Perfect forwarding in 99% of the scenarios would be perfectly functional. Some exceptions that it doesn’t work is that the constructor has different meaning with the argument list (a, b) and initializer list {a, b}. std::vector is one of them. std::vector a(2, 3) means create a vector with two 3. but not a vector with its content [2, 3]

#include <vector>
#include <iostream>

template<typename... Ts>
std::vector<int> fwd(Ts&&... params)
{
    return std::vector<int>(std::forward<Ts>(params)...);
}

template<typename... Ts>
std::vector<int> fwd2(Ts&&... params)
{
    return std::vector<int>{std::forward<Ts>(params)...};
}

int main()
{
    auto&& v = fwd(2, 3);
    auto&& v2 = fwd2(2, 3);

    for (auto&& i: v) {
        std::cout << i << " ";
    }
    std::cout << std::endl;

    for (auto&& i: v2) {
        std::cout << i << " ";
    }
    std::cout << std::endl;

    return 0;
}

universal reference

Sometimes universal referece would be too aggressive and hinder the function you would really like to match.

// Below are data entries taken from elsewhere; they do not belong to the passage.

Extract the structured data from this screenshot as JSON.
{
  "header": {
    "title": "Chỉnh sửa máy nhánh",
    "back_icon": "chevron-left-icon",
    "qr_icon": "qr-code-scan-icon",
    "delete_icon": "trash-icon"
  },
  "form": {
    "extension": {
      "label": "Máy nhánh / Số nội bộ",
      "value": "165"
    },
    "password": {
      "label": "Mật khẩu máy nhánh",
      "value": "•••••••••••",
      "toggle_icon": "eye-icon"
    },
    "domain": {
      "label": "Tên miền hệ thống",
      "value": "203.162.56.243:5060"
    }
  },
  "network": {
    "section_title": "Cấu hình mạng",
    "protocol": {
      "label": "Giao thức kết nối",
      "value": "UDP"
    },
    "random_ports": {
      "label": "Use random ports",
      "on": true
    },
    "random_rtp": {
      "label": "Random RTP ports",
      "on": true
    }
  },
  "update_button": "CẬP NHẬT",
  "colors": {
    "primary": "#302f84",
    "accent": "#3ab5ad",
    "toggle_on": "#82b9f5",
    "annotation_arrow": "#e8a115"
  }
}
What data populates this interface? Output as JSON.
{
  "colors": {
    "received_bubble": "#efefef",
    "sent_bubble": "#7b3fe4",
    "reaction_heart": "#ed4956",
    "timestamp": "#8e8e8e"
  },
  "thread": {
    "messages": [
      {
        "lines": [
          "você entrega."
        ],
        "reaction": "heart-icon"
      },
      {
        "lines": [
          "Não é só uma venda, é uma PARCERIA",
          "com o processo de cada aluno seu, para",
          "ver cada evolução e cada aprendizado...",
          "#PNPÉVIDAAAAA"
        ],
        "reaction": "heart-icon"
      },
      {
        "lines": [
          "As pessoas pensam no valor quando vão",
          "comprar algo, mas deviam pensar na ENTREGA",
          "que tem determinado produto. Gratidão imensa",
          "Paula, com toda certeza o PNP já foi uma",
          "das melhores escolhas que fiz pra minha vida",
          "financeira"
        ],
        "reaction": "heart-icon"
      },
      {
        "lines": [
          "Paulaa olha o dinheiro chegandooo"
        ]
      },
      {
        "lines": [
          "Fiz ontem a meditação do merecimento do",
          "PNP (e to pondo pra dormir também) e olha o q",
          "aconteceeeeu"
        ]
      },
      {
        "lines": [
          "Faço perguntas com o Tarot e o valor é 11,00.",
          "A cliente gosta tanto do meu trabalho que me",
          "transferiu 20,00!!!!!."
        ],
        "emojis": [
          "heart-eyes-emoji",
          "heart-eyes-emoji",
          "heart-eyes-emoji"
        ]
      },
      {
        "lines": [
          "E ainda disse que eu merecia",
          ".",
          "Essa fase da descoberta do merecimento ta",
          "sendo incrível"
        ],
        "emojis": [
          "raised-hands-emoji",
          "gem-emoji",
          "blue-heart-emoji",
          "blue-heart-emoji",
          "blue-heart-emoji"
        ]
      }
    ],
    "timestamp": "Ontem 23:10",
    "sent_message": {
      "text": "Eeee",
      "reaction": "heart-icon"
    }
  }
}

The answer is to use enable_if to let it only match under certain constraints.

#include <iostream>

class Foo {
public:
    template <typename T>
    explicit Foo(T&& f) { std::cout << "universal ref" << std::endl; }

    Foo(const Foo& f) { std::cout << "copy constructor" << std::endl; }
    Foo(Foo&& f) { std::cout << "move constructor" << std::endl; }
};

int main() {
    Foo a(1);
    const Foo ac(1);

    auto b(a);
    auto bc(ac);

    return 0;
}

emplace_back

emplace_back is a good way to save the operation cost, but it is not a explixir and could results to different meaning. Like std::regex. push_back a null_ptr would make compiler whining, but compiler would happily accept null_ptr if you call emplace_back, and blows up at runtime.

#include <vector>
#include <regex>

int main()
{
    std::vector<std::regex> regexes;
    regexes.emplace_back(nullptr);      //compile
    regexes.push_back(nullptr);         //compile error

    return 0;
}

Epilogue

It’s amazing that C++ could still have great advancement in recent years, with all of its love and hate. The cost is that the language has been so complicated that few people could fully grasp. It’s also an interesting observation where that most of the interviews you met in an intervew who proclaim that they are well-versed C++ programmer are more than fifty percent likely that they are not. However, those who expresses their lack of confidence in knowing the language actually the group who are more competitive.